Cette suspension ne risque-t-elle pas de stopper votre élan, après un très bon début de saison ?
Non, je ne pense pas. J’ai déjà un match avec l’Algérie. A mon retour, il y aura un match de championnat puis on enchaîne vite avec la Ligue des champions. Non, je ne vais pas perdre le rythme de la compétition. Trois matchs, ça paraît beaucoup à première vue, mais comme il y a Algérie-Libye puis le match de Ligue des champions face à Borissov, je ne vais pas ressentir un manque de compétition.

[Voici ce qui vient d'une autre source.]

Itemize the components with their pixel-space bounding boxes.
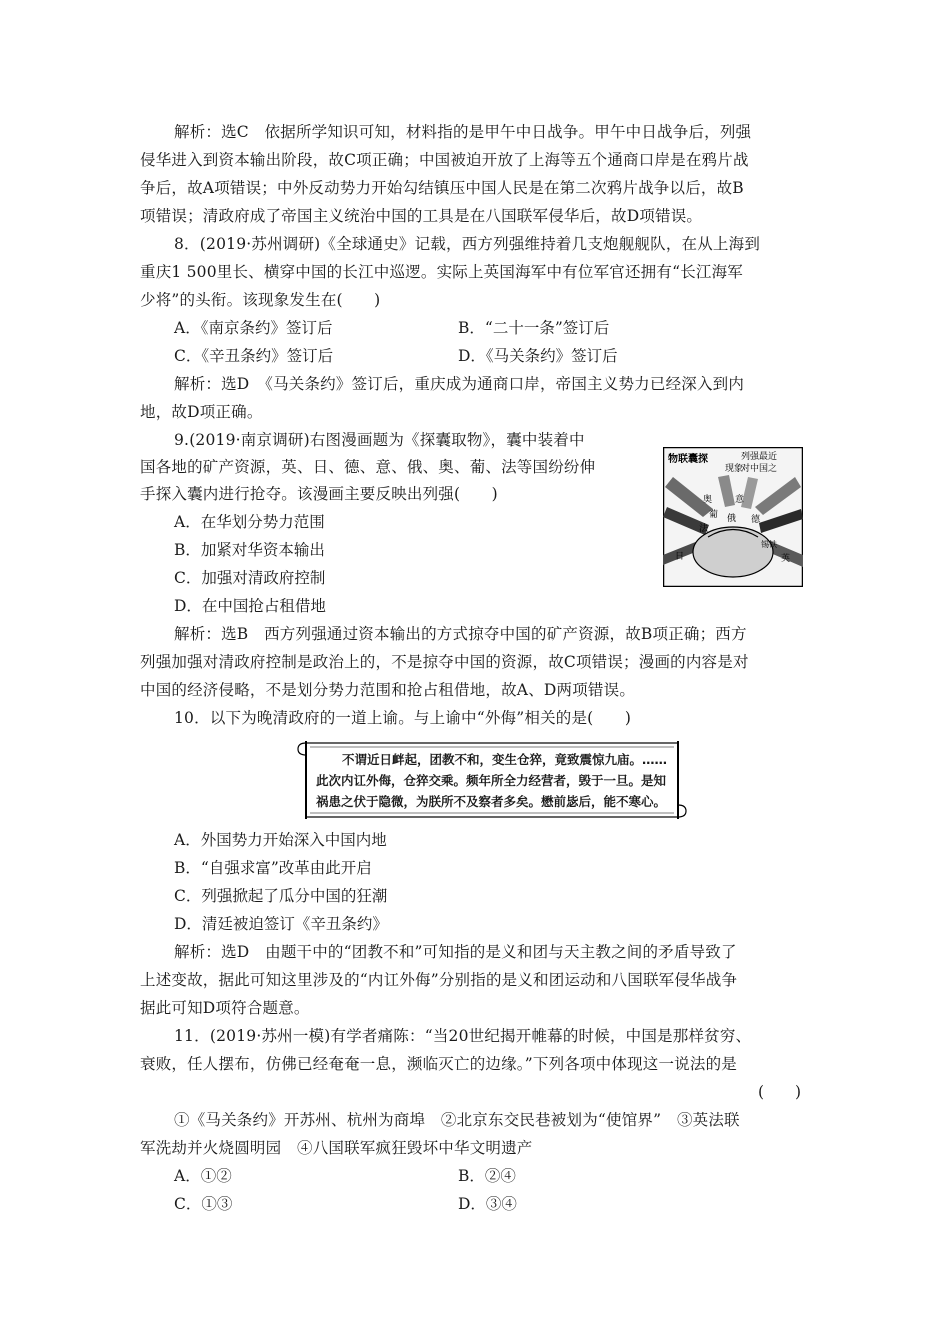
edict-line-3: 祸患之伏于隐微，为朕所不及察者多矣。懋前毖后，能不寒心。	[316, 794, 667, 809]
hand-label-britain: 英	[781, 554, 791, 564]
q9-option-d: D．在中国抢占租借地	[174, 597, 326, 615]
q10-option-b: B．“自强求富”改革由此开启	[174, 859, 372, 877]
q10-option-c: C．列强掀起了瓜分中国的狂潮	[174, 887, 388, 905]
hand-label-japan: 日	[675, 552, 685, 562]
q10-analysis-line-3: 据此可知D项符合题意。	[140, 999, 310, 1017]
q11-statements-line-2: 军洗劫并火烧圆明园 ④八国联军疯狂毁坏中华文明遗产	[140, 1139, 533, 1157]
hand-label-germany: 德	[751, 515, 761, 525]
hand-label-france: 法	[699, 524, 709, 534]
q8-option-a: A．《南京条约》签订后	[174, 319, 333, 337]
q11-option-b: B．②④	[458, 1167, 516, 1185]
q11-statements-line-1: ①《马关条约》开苏州、杭州为商埠 ②北京东交民巷被划为“使馆界” ③英法联	[174, 1111, 740, 1129]
q9-analysis-line-1: 解析：选B 西方列强通过资本输出的方式掠夺中国的矿产资源，故B项正确；西方	[174, 625, 747, 643]
edict-line-1: 不谓近日衅起，团教不和，变生仓猝，竟致震惊九庙。……	[342, 752, 668, 767]
q11-option-c: C．①③	[174, 1195, 233, 1213]
bag-shape	[693, 527, 773, 577]
q9-option-c: C．加强对清政府控制	[174, 569, 326, 587]
tanangquwu-cartoon	[663, 447, 803, 587]
cartoon-caption-right-2: 对中国之	[741, 464, 778, 474]
q7-analysis-line-3: 争后，故A项错误；中外反动势力开始勾结镇压中国人民是在第二次鸦片战争以后，故B	[140, 179, 744, 197]
q8-stem-line-3: 少将”的头衔。该现象发生在( )	[140, 291, 381, 309]
q10-stem: 10．以下为晚清政府的一道上谕。与上谕中“外侮”相关的是( )	[174, 709, 632, 727]
q11-stem-line-2: 衰败，任人摆布，仿佛已经奄奄一息，濒临灭亡的边缘。”下列各项中体现这一说法的是	[140, 1055, 737, 1073]
q10-option-d: D．清廷被迫签订《辛丑条约》	[174, 915, 388, 933]
hand-label-portugal: 葡	[709, 510, 719, 520]
edict-text	[316, 749, 676, 812]
q7-analysis-line-4: 项错误；清政府成了帝国主义统治中国的工具是在八国联军侵华后，故D项错误。	[140, 207, 703, 225]
q8-analysis-line-2: 地，故D项正确。	[140, 403, 263, 421]
bag-label: 锡铁	[761, 540, 777, 549]
q9-analysis-line-3: 中国的经济侵略，不是划分势力范围和抢占租借地，故A、D两项错误。	[140, 681, 636, 699]
q9-stem-line-2: 国各地的矿产资源，英、日、德、意、俄、奥、葡、法等国纷纷伸	[140, 458, 596, 476]
q9-option-a: A．在华划分势力范围	[174, 513, 325, 531]
q11-answer-paren: ( )	[758, 1083, 802, 1101]
q8-option-c: C．《辛丑条约》签订后	[174, 347, 334, 365]
q10-analysis-line-2: 上述变故，据此可知这里涉及的“内讧外侮”分别指的是义和团运动和八国联军侵华战争	[140, 971, 738, 989]
hand-label-russia: 俄	[727, 514, 737, 524]
q9-stem-line-1: 9.(2019·南京调研)右图漫画题为《探囊取物》，囊中装着中	[174, 431, 585, 449]
cartoon-caption-right-1: 列强最近	[741, 452, 778, 462]
q11-stem-line-1: 11．(2019·苏州一模)有学者痛陈：“当20世纪揭开帷幕的时候，中国是那样贫穷、	[174, 1027, 752, 1045]
q8-stem-line-2: 重庆1 500里长、横穿中国的长江中巡逻。实际上英国海军中有位军官还拥有“长江海军	[140, 263, 743, 281]
q9-option-b: B．加紧对华资本输出	[174, 541, 325, 559]
q9-analysis-line-2: 列强加强对清政府控制是政治上的，不是掠夺中国的资源，故C项错误；漫画的内容是对	[140, 653, 749, 671]
q8-analysis-line-1: 解析：选D 《马关条约》签订后，重庆成为通商口岸，帝国主义势力已经深入到内	[174, 375, 745, 393]
q7-analysis-line-1: 解析：选C 依据所学知识可知，材料指的是甲午中日战争。甲午中日战争后，列强	[174, 123, 752, 141]
hand-label-italy: 意	[735, 495, 745, 505]
q9-stem-line-3: 手探入囊内进行抢夺。该漫画主要反映出列强( )	[140, 485, 498, 503]
q7-analysis-line-2: 侵华进入到资本输出阶段，故C项正确；中国被迫开放了上海等五个通商口岸是在鸦片战	[140, 151, 749, 169]
q11-option-a: A．①②	[174, 1167, 232, 1185]
cartoon-caption-left: 物联囊探	[668, 454, 708, 465]
q8-option-d: D．《马关条约》签订后	[458, 347, 618, 365]
cartoon-caption-right-3: 现象	[725, 464, 744, 474]
q8-stem-line-1: 8．(2019·苏州调研)《全球通史》记载，西方列强维持着几支炮舰舰队，在从上海到	[174, 235, 761, 253]
hand-label-austria: 奥	[703, 495, 713, 505]
q10-analysis-line-1: 解析：选D 由题干中的“团教不和”可知指的是义和团与天主教之间的矛盾导致了	[174, 943, 737, 961]
q8-option-b: B．“二十一条”签订后	[458, 319, 610, 337]
q10-option-a: A．外国势力开始深入中国内地	[174, 831, 387, 849]
edict-line-2: 此次内讧外侮，仓猝交乘。频年所全力经营者，毁于一旦。是知	[316, 773, 667, 788]
q11-option-d: D．③④	[458, 1195, 517, 1213]
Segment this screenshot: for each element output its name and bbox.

Si l’on comprend bien, le stage de l’équipe d’Algérie est bien tombé ?
Entre guillemets, oui. J’ai joué un match de Ligue des champions mardi et j’ai eu le temps de bien récupérer, en prévision du stage de l’Equipe nationale. Ce match contre la Libye me permettra de garder le rythme. Mais j’aurai le temps de souffler un peu parce que n’oubliez pas que je n’ai pas arrêté depuis le début de saison.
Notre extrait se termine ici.